It has rained every day but one over the last fortnight. Not just a passing shower, but the whole day, like the ones you remember confining you to the house during the school holidays. The ground is wet, as saturated as it can be, and the stream has been rushing driftwood into dams, scouring the banks and rumbling stones into new places.
I have ventured carefully onto the beds just twice whilst we have been here over the Easter period to pull bittercress and winter-growing speedwells. They have seized the no-go zone and have made growth despite the cold. Hardy celandines have flushed the hedgerows with leaf, but they have not been showing their lacquered petals because the sun has stayed behind cloud. Elsewhere, there is half as much growth as this time last year and I find myself yearning for the chance to fill a jug with spring things, for the excitement of the new.
With the winter refusing to loosen its grip, the pickings have been slim, but this is compounded by the fact that this is a new garden. The tardy spring is a also a clear reminder that when you start from scratch, a garden is a commitment to waiting and though I know it will ease as soon as the weather warms, right now I am feeling the hunger.
I have started a list of early to bloom flowers that I’d like to see more of next year. The garden could take more pulmonarias in several places and in quantity for that early colour, and so that I can lace them with early bulbs. Right now, this is a garden without bulbs, because I like to feel settled for at least a year before introducing a layer that can complicate change if you need to make it early on. We have bulbs in the meadow banks that are slowly establishing, but their absence amongst the new life of the garden is stark. I want to see erythroniums where there will be a little shade, Ipheion where the sun can spring open their flowers and early Corydalis to make their way through the groundcovers as they mesh together.

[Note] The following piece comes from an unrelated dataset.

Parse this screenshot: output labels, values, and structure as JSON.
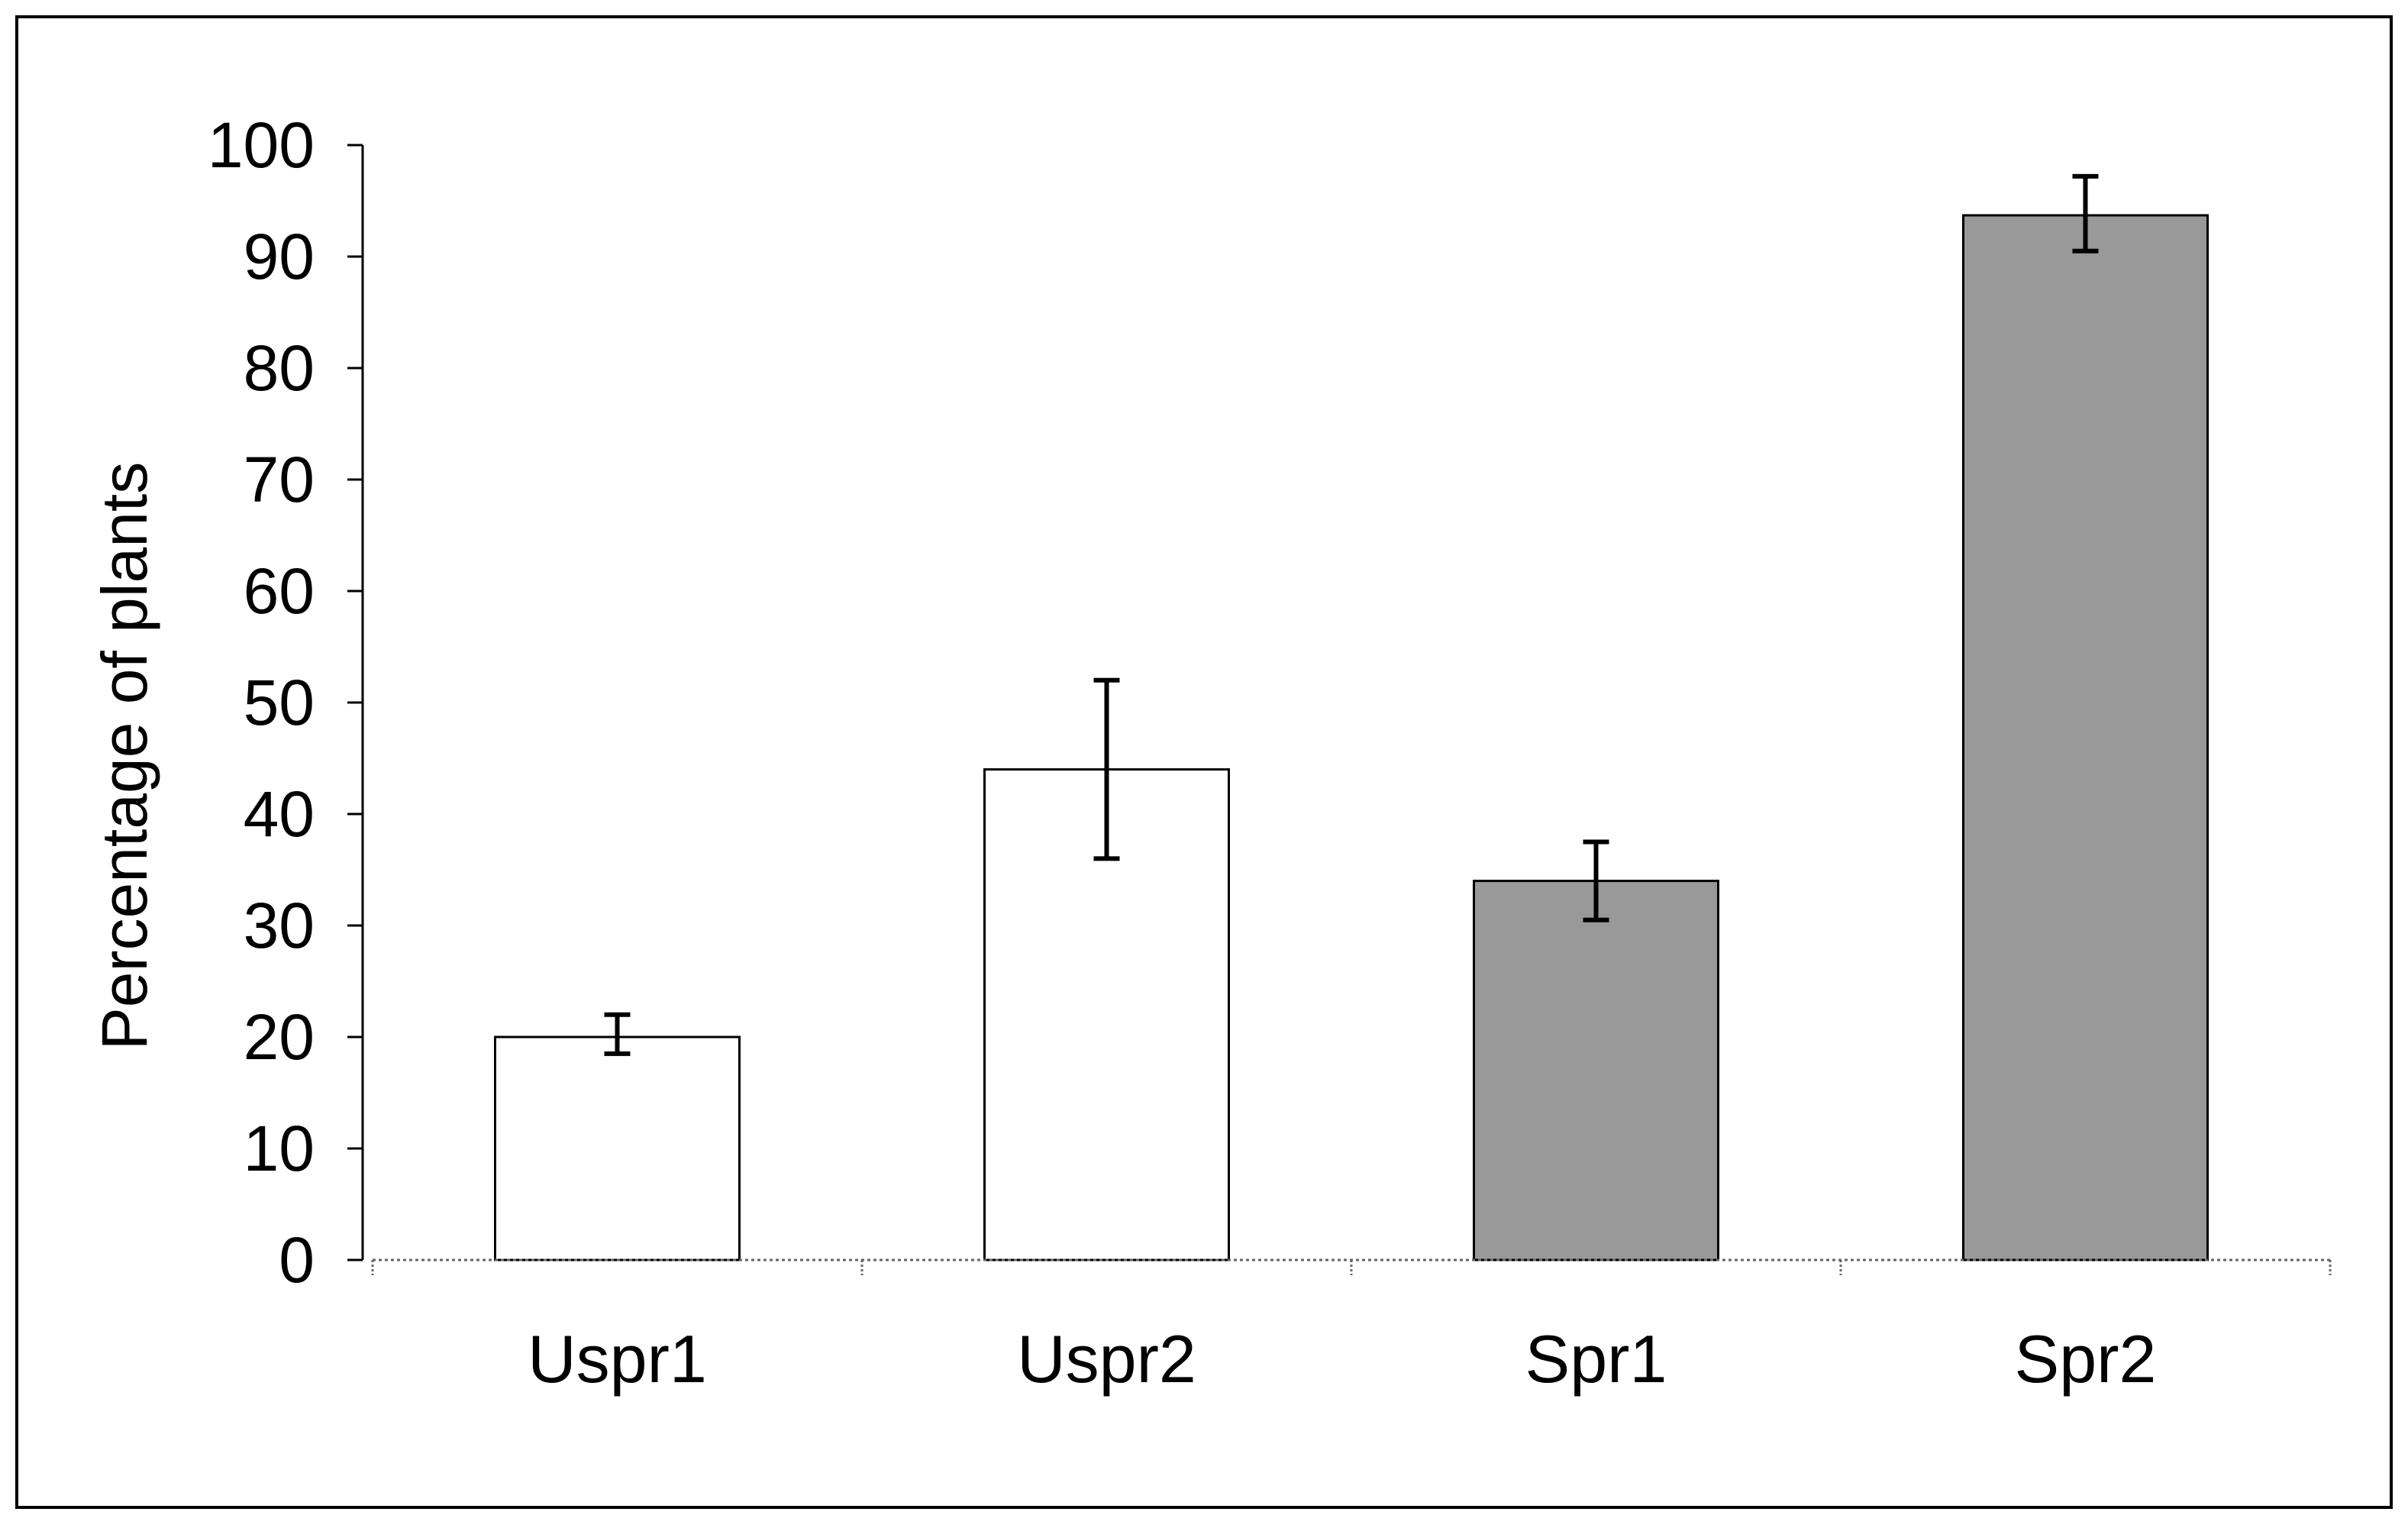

Up by the house and alongside the barn where we are a couple of years ahead and have already started to introduce the bulb layer, I have planted Crocus speciosus, Nerine bowdenii and Amaryllis belladonna for the autumn, but right now and rising above them all at the other end of winter is Gladiolus tristis. This willowy South African is a week or so later this year, but miraculous enough in its emerging form to stave off my hunger. Awakening from summer dormancy in the autumn, their needle like leaves push through the receding growth of their neighbours to stand tall already through the dark months. Reading will tell you that they need a sheltered spot and yes, I have seen this winter green foliage damaged in a frost pocket, but they have stood unscathed by this year’s winter on our exposed slopes. Literature will also tell you that the Marsh Afrikaner is to be found in wetland areas and on banks above streams in high grassland in the wild, but here free-draining ground and full sun provide their favoured position.
The flowers, which unfold themselves like bony fingers from their slender glove of foliage, are delicately balanced on almost invisible stems. Their necks tilt upward to suspend the flowers as they develop and there is room between each, flushing later in April first green then a luminous primrose to cream as they age. Standing at almost three feet by this point the hooded blooms will catch the slightest breeze to sway, tall and elegantly. At Great Dixter, where I first saw it in the Sunk Garden, I imagine its night perfume would be caught on still air held by the surrounding buildings. Here on our breezy slopes, we have it by the path so that you can dip your nose to the flowers at twilight.
Staking the rangy limbs is necessary if they strain and topple for light, so I like to grow it hard in a bright, airy place to keep strength in the limbs. Staking it once it is grown is almost impossible, however, as its foliage is every bit as delicate as the reeds it resembles and will bend irreparably once it falters. A network of hazel twigs, inserted if you can remember in the autumn, will allow it to grow into position and not to distract from its finely drawn outline. One that in every move of its early awakening will help in staving off the hunger pains brought on by a reluctant spring.